Il presidente della Commissione esteri al Senato che non aveva votato la risoluzione unitaria per l’invio di armi all’esercito ucraino non lascia la poltrona ma dice addio al documento di collaborazione con la Duma
Il senatore del Movimento 5 stelle Vito Petrocelli ha scelto di non dimettersi dalla presidenza della Commissione esteri del Senato ma ha stabilito assieme al resto dell’ufficio di presidenza della Commissione che «da oggi non ci sono più le condizioni che qualsiasi attività, prevista da quel protocollo, possa essere portata avanti». Il documento a cui si fa riferimento è il protocollo d’intesa tra le Commissioni esteri di Senato e Duma.
Il presidente di Commissione è stato in difficoltà dopo la sua decisione, lunedì scorso, di votare contro la risoluzione unitaria stesa dalla maggioranza e da Fratelli d’Italia per autorizzare di fatto il governo a spedire armi in Ucraina.
Una decisione presa in virtù della propria «libertà di coscienza», come aveva spiegato il senatore al presidente del Movimento Giuseppe Conte, ma che a tanti è sembrata anche condizionata dai buoni rapporti che da tempo Petrocelli coltiva con Mosca e con altre realtà non allineate, come Cina e Venezuela.
In seguito alla sua decisione, il presidente aveva visto arrivare richieste di dimissioni soprattutto da Italia viva: «Non è opportuno che la commissione Esteri abbia una posizione ambivalente rispetto all'aggressione, da parte di Putin, dell'Ucraina» dice la seatrice Laura Garavini, che non ritiene sufficiente la cancellazione del protocollo d’intesa.
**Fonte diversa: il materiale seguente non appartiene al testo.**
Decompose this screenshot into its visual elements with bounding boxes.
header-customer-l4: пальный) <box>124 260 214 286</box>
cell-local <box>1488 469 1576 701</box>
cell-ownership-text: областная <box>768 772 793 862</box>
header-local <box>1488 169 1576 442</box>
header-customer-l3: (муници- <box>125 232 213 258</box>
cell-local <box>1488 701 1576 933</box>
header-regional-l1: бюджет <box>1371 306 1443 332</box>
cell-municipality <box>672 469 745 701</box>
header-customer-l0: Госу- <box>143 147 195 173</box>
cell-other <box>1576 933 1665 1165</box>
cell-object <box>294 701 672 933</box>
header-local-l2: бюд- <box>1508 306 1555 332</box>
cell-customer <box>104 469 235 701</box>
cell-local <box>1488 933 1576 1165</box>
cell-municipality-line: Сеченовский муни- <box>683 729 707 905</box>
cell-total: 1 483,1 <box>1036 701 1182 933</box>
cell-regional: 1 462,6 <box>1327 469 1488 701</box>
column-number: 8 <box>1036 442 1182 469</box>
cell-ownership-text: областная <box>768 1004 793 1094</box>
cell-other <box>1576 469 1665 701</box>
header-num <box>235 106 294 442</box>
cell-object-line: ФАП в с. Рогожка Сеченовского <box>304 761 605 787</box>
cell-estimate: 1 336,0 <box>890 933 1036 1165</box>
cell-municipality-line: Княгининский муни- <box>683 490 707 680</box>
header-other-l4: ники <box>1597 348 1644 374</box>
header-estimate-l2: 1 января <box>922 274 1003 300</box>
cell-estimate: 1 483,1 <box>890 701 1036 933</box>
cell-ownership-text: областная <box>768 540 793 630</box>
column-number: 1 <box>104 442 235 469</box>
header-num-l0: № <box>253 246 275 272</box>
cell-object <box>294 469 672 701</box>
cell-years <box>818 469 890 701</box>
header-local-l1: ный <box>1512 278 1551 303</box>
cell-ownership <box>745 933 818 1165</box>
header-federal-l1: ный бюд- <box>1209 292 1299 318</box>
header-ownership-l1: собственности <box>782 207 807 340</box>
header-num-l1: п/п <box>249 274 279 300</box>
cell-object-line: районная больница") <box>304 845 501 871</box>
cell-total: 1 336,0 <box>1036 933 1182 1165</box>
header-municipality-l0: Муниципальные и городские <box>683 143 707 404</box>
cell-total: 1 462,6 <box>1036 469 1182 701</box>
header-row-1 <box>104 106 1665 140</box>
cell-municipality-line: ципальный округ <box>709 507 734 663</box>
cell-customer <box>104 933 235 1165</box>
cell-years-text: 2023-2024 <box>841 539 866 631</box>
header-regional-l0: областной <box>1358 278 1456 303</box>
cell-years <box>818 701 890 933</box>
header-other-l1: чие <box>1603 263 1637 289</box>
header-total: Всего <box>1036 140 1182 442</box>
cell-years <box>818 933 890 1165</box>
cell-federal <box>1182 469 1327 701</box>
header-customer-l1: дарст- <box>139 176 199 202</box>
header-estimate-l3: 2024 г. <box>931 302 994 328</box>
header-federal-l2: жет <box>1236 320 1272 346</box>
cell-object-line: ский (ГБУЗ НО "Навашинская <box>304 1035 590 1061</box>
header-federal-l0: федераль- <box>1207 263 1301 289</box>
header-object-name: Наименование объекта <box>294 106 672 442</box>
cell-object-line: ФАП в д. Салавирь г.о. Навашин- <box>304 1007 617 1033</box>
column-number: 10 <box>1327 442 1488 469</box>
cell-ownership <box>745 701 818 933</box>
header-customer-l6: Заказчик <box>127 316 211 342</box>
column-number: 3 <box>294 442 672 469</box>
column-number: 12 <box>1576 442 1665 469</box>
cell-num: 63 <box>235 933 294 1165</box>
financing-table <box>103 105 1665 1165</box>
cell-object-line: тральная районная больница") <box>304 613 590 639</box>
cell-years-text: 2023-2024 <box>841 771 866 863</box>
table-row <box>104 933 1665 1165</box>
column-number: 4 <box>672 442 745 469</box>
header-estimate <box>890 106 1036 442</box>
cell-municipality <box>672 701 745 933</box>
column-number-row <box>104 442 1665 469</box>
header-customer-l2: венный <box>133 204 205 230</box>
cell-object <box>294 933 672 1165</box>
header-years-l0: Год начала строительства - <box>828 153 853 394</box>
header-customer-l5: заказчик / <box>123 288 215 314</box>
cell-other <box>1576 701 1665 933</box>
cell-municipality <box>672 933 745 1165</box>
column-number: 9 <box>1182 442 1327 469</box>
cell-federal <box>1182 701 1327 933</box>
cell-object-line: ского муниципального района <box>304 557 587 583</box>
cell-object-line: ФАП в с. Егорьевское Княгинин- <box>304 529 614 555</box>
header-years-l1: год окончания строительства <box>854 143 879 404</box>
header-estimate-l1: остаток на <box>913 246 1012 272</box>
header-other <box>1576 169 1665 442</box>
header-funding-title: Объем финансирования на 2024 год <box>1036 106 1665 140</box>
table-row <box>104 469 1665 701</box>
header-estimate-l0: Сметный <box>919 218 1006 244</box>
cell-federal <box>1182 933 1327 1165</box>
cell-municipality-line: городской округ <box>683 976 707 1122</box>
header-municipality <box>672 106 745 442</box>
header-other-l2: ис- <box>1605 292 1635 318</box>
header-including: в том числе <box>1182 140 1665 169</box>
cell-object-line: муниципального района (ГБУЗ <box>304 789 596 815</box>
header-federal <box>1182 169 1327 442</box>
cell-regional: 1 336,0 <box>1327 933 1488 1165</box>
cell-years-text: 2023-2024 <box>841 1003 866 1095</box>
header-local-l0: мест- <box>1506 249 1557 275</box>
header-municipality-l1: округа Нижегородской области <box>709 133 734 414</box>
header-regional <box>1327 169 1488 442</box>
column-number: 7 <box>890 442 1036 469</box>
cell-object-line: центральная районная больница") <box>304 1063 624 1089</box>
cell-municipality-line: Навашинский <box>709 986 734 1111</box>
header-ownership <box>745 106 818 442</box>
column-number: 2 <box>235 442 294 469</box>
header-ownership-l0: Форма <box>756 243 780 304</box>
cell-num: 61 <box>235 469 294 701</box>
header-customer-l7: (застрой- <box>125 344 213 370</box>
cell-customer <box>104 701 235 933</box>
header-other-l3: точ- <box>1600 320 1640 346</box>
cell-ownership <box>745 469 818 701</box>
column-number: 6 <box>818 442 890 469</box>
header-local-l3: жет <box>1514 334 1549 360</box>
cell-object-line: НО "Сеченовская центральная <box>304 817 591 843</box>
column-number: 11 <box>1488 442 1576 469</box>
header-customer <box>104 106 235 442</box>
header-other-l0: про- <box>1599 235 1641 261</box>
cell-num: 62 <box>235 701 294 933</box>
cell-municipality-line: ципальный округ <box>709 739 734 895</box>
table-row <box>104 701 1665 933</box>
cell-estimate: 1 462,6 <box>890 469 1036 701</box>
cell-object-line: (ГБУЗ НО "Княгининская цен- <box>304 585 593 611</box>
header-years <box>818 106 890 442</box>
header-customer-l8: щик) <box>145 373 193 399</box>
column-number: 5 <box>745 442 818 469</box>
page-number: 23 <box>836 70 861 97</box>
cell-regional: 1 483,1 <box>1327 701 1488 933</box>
Pd e M5s avevano spinto per il passo indietro sul protocollo, senza arrivare alle dimissioni. Conte aveva spiegato in più occasiono di non avere intenzione di intervenire con sanzioni nei confronti del senatore.
Le posizioni
È noto da tempo che il presidente di Commissione ha contatti solidi con il paese, rafforzati da frequenti appuntamenti in ambasciata e viaggi in Russia. In passato avevano anche fatto scalpore alcune sue dichiarazioni filoputiniane, come quando aveva definito l’oppositore Aleksej Navalny un «blogger del piffero».
Petrocelli in gioventù ha militato in Autonomia operaia e nel Carc: da ragazzo, il suo soprannome era “Petrov”, ha raccontato in un’intervista l’ex compagno di partito Emanuele Dessì. Ma anche negli anni da presidente di Commissione non ha evitato uscite controverse sulla Russia: nel 2021 ha diffuso tra i colleghi della sua commissione un non-paper steso dall’ambasciata russa a Roma che conteneva interpretazioni anti-occidentali della situazione geopolitica europea.
A fine febbraio, pochi giorni prima dell’invasione dell’Ucraina, Petrocelli twittava «Vi ricordiamo che la Russia non ha mai attaccato nessuno nel corso della sua storia. E la Russia, sopravvissuta a tante guerre, è l'ultimo Paese in Europa che vuole parlare, anche pronunciare la parola guerra…».
Il protocollo
Il documento che è stato bloccato è un protocollo d’intesa tra le Commissioni gemelle di Senato e Duma: tra le collaborazioni previste c’erano scambi di delegazioni, missioni e un confronto periodico su alcuni temi di interesse comune.
Tutto questo ora non sarà più possibile, anche se va ancora determinata la modalità di cancellazione dell’intesa. La scelta avverrà martedì, e Petrocelli ha proposto tre opzioni: la cessazione dell’implementazione fattuale del protocollo, la decisione di congelare il testo sospendendone gli effetti oppure la denuncia del protocollo attraverso un atto formale per dichiarare la volontà di sciogliersi dal vincolo.
Mentre la prima opzione manterrebbero il protocollo “giuridicamente” in vigore, per la seconda e la terza è necessaria una notifica con preavviso alla controparte russa.
I prossimi voti
Nonostante la decisione di bloccare il protocollo, Petrocelli resta un osservato speciale nella maggioranza: tra i prossimi appuntamenti della Commissione c’è infatti la trattazione dei decreti legge decisi dal governo negli ultimi giorni che prevedono sanzioni contro la Russia e la consegna delle armi all’esercito ucraino.
«Sarà quella l’occasione in cui il senatore potrà dimostrare se vuole agire secondo coscienza o si prenderà la responsabilità del proprio incarico» dice un senatore di maggioranza.